Mantello M T, Panaccione J L, Moriarty P E, Esposito W J
Department of Radiology, Overlook Hospital, Summit, NJ.
J Comput Assist Tomogr. 1990 Nov-Dec;14(6):950-3. doi: 10.1097/00004728-199011000-00015.
The CT appearance of mycotic abdominal aortic aneurysms leading to eventual rupture has been well described. On the other hand, ruptured nonaneurysmal bacterial aortitis has not been demonstrated in the CT literature.
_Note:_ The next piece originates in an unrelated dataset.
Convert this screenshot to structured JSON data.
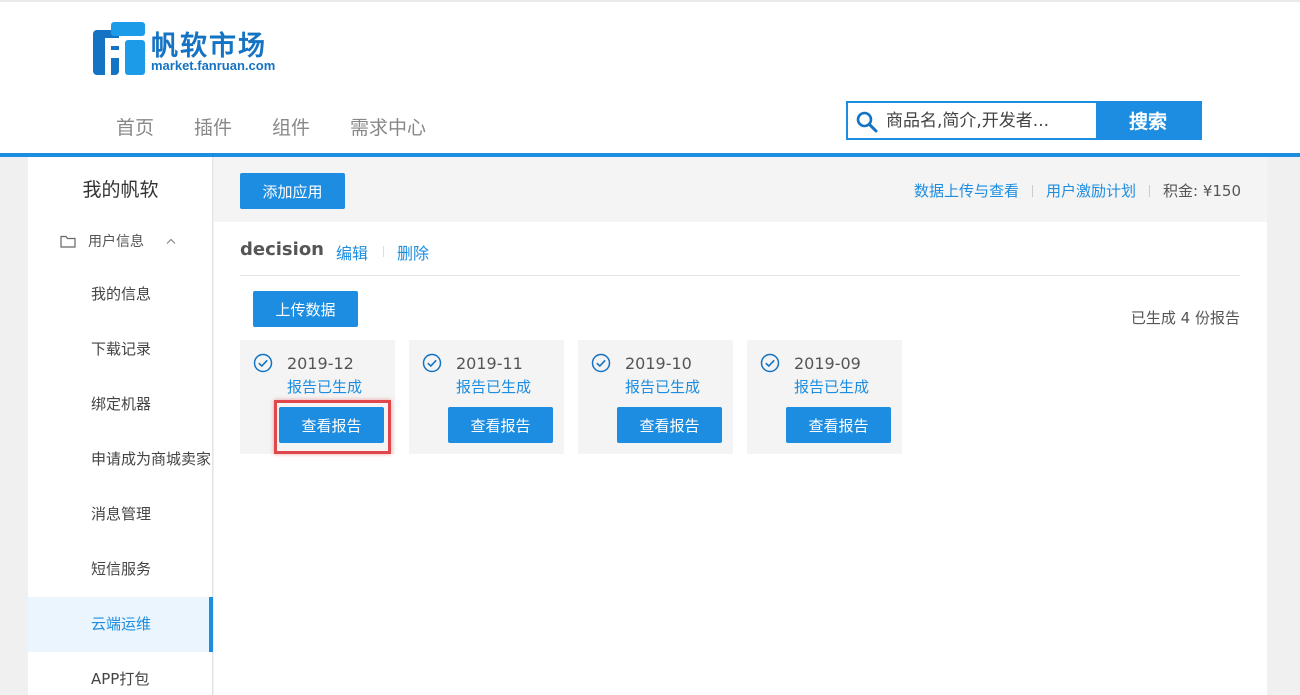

We present two cases with subsequent rupture documented on CT. The characteristic findings of periaortic density and adjacent gas collection should suggest the diagnosis of acute aortic infection. This may herald impending rupture, even in the absence of aneurysmal dilatation, and should direct therapy accordingly.
导致最终破裂的霉菌性腹主动脉瘤的CT表现已得到充分描述。另一方面,CT文献中尚未证实有破裂的非动脉瘤性细菌性主动脉炎。我们报告两例经CT证实随后发生破裂的病例。主动脉周围密度和邻近气体聚集的特征性表现应提示急性主动脉感染的诊断。即使在没有动脉瘤扩张的情况下,这也可能预示即将发生破裂,并应据此指导治疗。